The extent of granulocyte accumulation in the gastric mucosa was measured by MPO activity assay as previously described (Bradley et al., 1982). Briefly, 50–100 mg of gastric tissue was homogenized in 1 ml of hexadecyltrimethyl-ammonium bromide (HTAB) buffer for each 50 mg of tissue. The homogenate was then centrifuged at 2000 × g. for 7 min at 4°C. MPO activity in the resuspended pellet was assayed by measuring the change in absorbance at 450 nm using o-dianisidine and H2O2. The results were reported as the MPO units/mg of tissue. A unit of MPO activity was defined as that converting 1 μmol of hydrogen peroxide to water in 1 min at 22°C.

Intravital microscopy

It was described that NSAID-induced neutrophil adherence could contribute to the pathogenesis of gastric mucosal injury (Wallace, 1997). In order to verify that SILD treatment could influence indomethacin-induced leukocyte adherence, intravital microscopy was performed on postcapillary mesentery venules in rats deprived of food for 18–20 h, as described previously (Baez, 1969; Fortes et al., 1991). The rats were treated with vehicle (saline) or SILD (10 mg kg−1). After 30 min, indomethacin (20 mg kg−1) or vehicle (Tris buffer) was administrated intragastrically. After 1 h, rats were anesthetized with chloral hydrate (400 mg kg−1) and mesenteric tissue was exposed for microscopic examination in situ. Vessels selected for study were third-order venules. The endothelial–leukocyte interaction was studied in a segment of the vessel. A leukocyte was considered to be adherent if it remained stationary for >30 s (Granger et al., 1989). Adherent cells were expressed as the number per 100-μm length of venule. Cells were counted using five different fields for each rat to avoid variability due to sampling. Data were then averaged for each rat.
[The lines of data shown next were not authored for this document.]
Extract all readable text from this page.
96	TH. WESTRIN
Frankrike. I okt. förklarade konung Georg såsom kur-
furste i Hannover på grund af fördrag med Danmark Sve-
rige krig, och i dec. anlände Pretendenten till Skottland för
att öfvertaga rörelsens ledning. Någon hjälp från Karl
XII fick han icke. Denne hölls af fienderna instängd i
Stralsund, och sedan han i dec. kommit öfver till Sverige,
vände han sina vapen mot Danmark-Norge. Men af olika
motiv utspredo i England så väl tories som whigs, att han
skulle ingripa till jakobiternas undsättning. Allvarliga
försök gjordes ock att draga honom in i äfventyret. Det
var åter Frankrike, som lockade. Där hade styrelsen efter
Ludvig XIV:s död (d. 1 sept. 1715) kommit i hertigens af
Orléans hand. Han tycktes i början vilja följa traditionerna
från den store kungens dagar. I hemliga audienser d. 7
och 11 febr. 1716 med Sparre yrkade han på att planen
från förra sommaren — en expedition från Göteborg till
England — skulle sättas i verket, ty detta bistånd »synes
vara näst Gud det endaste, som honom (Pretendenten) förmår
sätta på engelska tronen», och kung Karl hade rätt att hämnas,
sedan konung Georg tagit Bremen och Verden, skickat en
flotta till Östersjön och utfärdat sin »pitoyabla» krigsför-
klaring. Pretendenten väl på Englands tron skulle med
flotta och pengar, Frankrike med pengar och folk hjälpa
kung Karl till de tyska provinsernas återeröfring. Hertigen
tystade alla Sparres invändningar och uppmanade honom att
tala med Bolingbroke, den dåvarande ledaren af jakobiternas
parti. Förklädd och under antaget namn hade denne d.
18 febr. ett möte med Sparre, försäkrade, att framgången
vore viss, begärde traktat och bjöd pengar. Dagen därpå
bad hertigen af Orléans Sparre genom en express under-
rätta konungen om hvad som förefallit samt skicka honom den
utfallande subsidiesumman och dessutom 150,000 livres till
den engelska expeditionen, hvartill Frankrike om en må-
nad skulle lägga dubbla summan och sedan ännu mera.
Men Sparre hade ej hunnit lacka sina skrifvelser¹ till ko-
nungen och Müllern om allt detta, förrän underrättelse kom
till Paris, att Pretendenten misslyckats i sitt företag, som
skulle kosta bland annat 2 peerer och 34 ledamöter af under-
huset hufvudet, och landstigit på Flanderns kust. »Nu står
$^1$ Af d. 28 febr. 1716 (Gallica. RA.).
To determine if NO was involved in the effects of SILD, another group of rats was pretreated with vehicle (saline), L-NAME (50 mg kg−1, s.c.) or L-arginine (500 mg kg−1, s.c.) + L-NAME (50 mg kg−1, subcutaneously (s.c.)). After 30 min, the rats received SILD (10 mg kg−1) or vehicle (saline) by gavage. At the end of 30 min, indomethacin (20 mg kg−1) was administrated and intravital microscopy was performed 1 h later as described above.

Gastric blood flow

Conventional NSAIDs have been shown to cause a decrease in gastric blood flow (Ashley et al., 1985; Gana et al., 1987; Kitahora & Guth, 1987), and this has been suggested to contribute significantly to the pathogenesis of injury associated with these agents (Wallace, 1997). To determine if SILD could prevent the decrease in gastric blood flow induced by indomethacin, experiments were carried out in which gastric blood flow was measured by Laser-Doppler flowmetry, as described in detail previously (Ferraz et al., 1995). An ex vivo gastric chamber preparation was used. The exposed stomach was bathed with 100 mmol l−1 hydrochloric acid throughout the experiment. A Laser-Doppler probe was placed on the surface of the dorsal, corpus region of the stomach for continuous recording of blood flow (Wallace et al., 2000). After a 15-min basal period, SILD (10 mg kg−1), indomethacin (20 mg kg−1), the combination of SILD (10 mg kg−1) and indomethacin (20 mg kg−1), or vehicle (saline) were injected i.p. (n=4–6 rats per group). Blood flow over the hour that followed was expressed as a percentage of the flow rate in the basal period.

Prostaglandin E2 assay

To evaluate the effects of SILD on the indomethacin-induced inhibition of gastric prostaglandin E2 (PGE2) synthesis, groups of rats were treated orally with saline or SILD (10 mg kg−1). After 30 min, indomethacin (20 mg kg−1) was administered orally. The control group received only the vehicles (saline and Tris buffer, respectively). After 3 h, the rats were sacrificed and a sample of the corpus region of the stomach was excised, weighed and added to a tube containing 1 ml of sodium phosphate buffer (10 mmol l−1; pH 7.4). The tissue was minced with scissors for 30 s, then placed in a shaking water bath (37°C) for 20 min. The samples were centrifuged (9000 × g) for 1 min, and the concentration of PGE2 in the supernatant was determined by ELISA by using a commercially available kit (Wallace et al., 2000).

Statistical analysis

Statistical analysis was performed using one way analysis of variance (ANOVA) followed by the Newman–Keuls test. Statistical significance was set at P<0.05.

Results

Indomethacin administration resulted in extensive hemorrhagic damage in the corpus region of the stomach, as well as a marked increase in granulocyte infiltration (MPO activity) (Figure 1). Pretreatment with SILD resulted in a dose-dependent reduction in the extent of gastric damage, with near-complete protection observed with a dose of 10 mg kg−1. SILD also prevented the increase in gastric MPO activity caused by indomethacin.

Figure 1
Effect of SILD on gastric damage and gastric MPO activity increase induced by indomethacin. The rats were treated with SAL or SILD. After 30 min, indomethacin (20 mg kg−1) was administered. The control group (CONT) was ...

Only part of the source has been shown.